Son visage se décomposa à vue d'œil et me fit décrocher un sourire. Elle monta sur la chaise haute et remua sa soupe avec autant de motivation que moi, avec ce nouveau contrat.
— Demain, je veux une pizza.
Je contournai le comptoir et m'installai à ses côtés. Je goutai cette soupe et me brûlai la langue. La douleur ne m'atteignait pas, perdue dans mes pensées. Demain, je débuterai le contrat.
Je repris une cuillère.
— J'ai appelé mon pote. Il était ravi de mon appel. Il me recontacte bientôt, me révéla Hanji.
— Parfait. J'aurai besoin de lui le plus rapidement possible. Cette semaine, je m'occupe de faire des recherches un peu plus approfondies sur lui.
Je terminai mon repas malgré mon manque d'appétit et débarrassai ma place. Plus les minutes défilaient, plus mon angoisse allait avoir raison de moi. Les pulsations brutales de mon cœur allaient bientôt atteindre leur paroxysme et m'abandonner à court de route.
— À partir de demain, je rentrerai tard tous les soirs. N'en profite pas pour saccager la maison.
***
Sa vie se résumait à son travail. Il commençait à cinq heures du matin. Lorsqu'il n'avait pas de déplacements, de conférences de prévu, il restait cloitrer dans son bureau, au dernier étage de son immense gratte-ciel. Il n'en sortait que vers vingt-trois heures.
Il se déplaçait avec son chauffeur uniquement la journée. Le soir, je devinais qu'il préférait se retrouver seul dans sa propre voiture pour enfreindre les limitations de vitesse. Il avait les flics à sa botte. Un énième point négatif pour moi.
Sa maison se situait en dehors de la ville. Et contre toute attente, à la campagne. C'était une coupure brutale, néanmoins agréable. Au lieu des immeubles à perte de vue, il pouvait admirer les arbres, les champs agricoles et la nuit, il pouvait contempler les étoiles dans le ciel. Ce lieu était une véritable bouffée d'oxygène. Dommage qu'il n'y passait que la nuit.

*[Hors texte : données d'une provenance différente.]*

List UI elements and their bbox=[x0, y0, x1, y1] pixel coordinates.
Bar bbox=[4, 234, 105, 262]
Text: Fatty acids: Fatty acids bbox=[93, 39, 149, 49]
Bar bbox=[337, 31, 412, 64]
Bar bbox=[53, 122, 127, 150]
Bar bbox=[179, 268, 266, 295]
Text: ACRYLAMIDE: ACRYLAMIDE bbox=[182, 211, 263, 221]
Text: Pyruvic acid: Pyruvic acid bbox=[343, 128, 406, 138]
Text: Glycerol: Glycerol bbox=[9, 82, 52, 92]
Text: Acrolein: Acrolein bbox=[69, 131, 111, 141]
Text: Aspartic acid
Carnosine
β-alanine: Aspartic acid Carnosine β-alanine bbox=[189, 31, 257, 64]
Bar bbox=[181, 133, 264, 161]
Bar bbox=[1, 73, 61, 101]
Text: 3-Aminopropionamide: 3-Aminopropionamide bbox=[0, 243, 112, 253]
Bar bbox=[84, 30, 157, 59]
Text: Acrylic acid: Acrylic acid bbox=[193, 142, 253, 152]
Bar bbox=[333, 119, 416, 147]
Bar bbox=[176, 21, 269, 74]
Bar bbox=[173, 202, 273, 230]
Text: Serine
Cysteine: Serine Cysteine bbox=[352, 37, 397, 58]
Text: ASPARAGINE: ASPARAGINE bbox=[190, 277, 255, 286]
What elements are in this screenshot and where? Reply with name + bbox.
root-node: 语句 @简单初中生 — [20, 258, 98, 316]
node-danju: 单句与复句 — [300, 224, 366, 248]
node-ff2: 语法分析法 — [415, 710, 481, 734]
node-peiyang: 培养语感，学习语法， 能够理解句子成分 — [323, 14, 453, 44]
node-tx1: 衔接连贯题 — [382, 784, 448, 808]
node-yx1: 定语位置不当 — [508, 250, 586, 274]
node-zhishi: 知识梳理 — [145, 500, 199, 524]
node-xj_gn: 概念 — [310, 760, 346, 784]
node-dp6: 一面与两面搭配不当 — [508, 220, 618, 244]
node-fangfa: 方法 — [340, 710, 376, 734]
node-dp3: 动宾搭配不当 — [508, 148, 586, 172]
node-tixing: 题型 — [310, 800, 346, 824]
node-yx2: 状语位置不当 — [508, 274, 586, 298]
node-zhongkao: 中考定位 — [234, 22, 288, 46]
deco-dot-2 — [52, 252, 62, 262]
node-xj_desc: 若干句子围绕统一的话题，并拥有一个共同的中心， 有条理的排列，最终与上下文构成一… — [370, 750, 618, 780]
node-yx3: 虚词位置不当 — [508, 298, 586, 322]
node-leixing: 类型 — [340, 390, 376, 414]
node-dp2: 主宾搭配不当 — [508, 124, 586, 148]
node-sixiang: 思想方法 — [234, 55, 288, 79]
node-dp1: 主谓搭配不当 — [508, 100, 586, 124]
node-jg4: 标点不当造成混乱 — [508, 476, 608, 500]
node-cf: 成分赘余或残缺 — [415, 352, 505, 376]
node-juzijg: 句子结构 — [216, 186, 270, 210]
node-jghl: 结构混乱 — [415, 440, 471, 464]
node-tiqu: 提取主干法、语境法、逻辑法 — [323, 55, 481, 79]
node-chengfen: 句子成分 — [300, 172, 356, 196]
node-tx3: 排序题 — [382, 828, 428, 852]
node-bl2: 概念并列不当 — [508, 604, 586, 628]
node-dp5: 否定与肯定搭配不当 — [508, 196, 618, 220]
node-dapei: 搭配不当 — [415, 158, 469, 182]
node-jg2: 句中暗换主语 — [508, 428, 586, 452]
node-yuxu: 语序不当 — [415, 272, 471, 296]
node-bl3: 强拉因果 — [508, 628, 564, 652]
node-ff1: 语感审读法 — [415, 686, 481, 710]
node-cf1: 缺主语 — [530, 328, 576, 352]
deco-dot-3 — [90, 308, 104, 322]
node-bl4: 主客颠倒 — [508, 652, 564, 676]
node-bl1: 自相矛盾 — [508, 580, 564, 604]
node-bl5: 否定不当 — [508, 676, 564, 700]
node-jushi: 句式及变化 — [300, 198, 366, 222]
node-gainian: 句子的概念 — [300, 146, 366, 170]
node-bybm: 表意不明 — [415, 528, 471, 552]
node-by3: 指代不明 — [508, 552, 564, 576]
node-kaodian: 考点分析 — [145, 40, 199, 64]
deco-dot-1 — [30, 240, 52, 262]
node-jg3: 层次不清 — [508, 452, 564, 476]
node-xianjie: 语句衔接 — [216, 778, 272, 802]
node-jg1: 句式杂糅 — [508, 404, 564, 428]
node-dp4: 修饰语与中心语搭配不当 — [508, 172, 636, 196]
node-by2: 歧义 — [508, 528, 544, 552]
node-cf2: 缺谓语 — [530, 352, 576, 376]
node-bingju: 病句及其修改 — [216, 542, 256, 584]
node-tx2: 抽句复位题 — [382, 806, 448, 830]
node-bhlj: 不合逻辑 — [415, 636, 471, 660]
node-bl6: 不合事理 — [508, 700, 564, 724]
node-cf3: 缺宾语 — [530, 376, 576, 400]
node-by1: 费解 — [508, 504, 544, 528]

En cinq jours, je n'avais pas beaucoup avancé. Je pouvais confirmer qu'il vivait seul. Et pour un homme aussi charismatique, je ne l'avais encore jamais vu avec une femme à son bras. Il gardait une expression déstabilisante sur son visage. En public, il paraissait frais, droit, sûr de lui, déterminé, mais au fond de lui, derrière son masque, il était exténué, fatigué. Avec ses traits tendus, ce n'était plus qu'une question de temps avant qu'il explose. Son travail lui demandait énormément d'effort et de concentration. La pression, les responsabilités qui pesaient sur ses épaules devaient être inimaginables. Comment faisait-il pour gérer tout ça ?
Le vendredi soir, je rentrais à la maison, ayant terminée toute ma plaquette d'antidouleur. Je m'écroulais sur le canapé et fixais le plafond. Pour l'instant, son point faible ne pouvait être d'autres que son travail. Il avait donné naissance à un empire de ses propres mains. C'était sa vie, son enfant. M'attaquer à ça me paraissait injuste. Cet homme était un exemple de réussite pour le monde entier. Couler son entreprise serait briser les rêves d'espoir de millions d'enfants et adulte.
Je devais entrer en contact avec lui et trouver autre chose qui pourrait l'atteindre en plein cœur. Dans son contrat, sa situation familiale n'était pas renseignée. Aucun parent proche ou éloigné, pas de frère et de sœur. Alors je me mettais à lire les ragots des forums sur Internet. Je n'avançais pas plus. Il gérait sa vie privée avec brio, à croire qu'il aimerait réellement disparaître. Il s'attardait à son travail comme une personne essayant d'oublier une chose en particulier.
Sans doute avancerai-je mieux samedi ? L'ami de Hanji nous avait invitées à une cérémonie d'enchère au château de Naive. Livaï Ackerman serait présent. Il ne me resterait plus qu'à agir en fonction des événements de cette future soirée.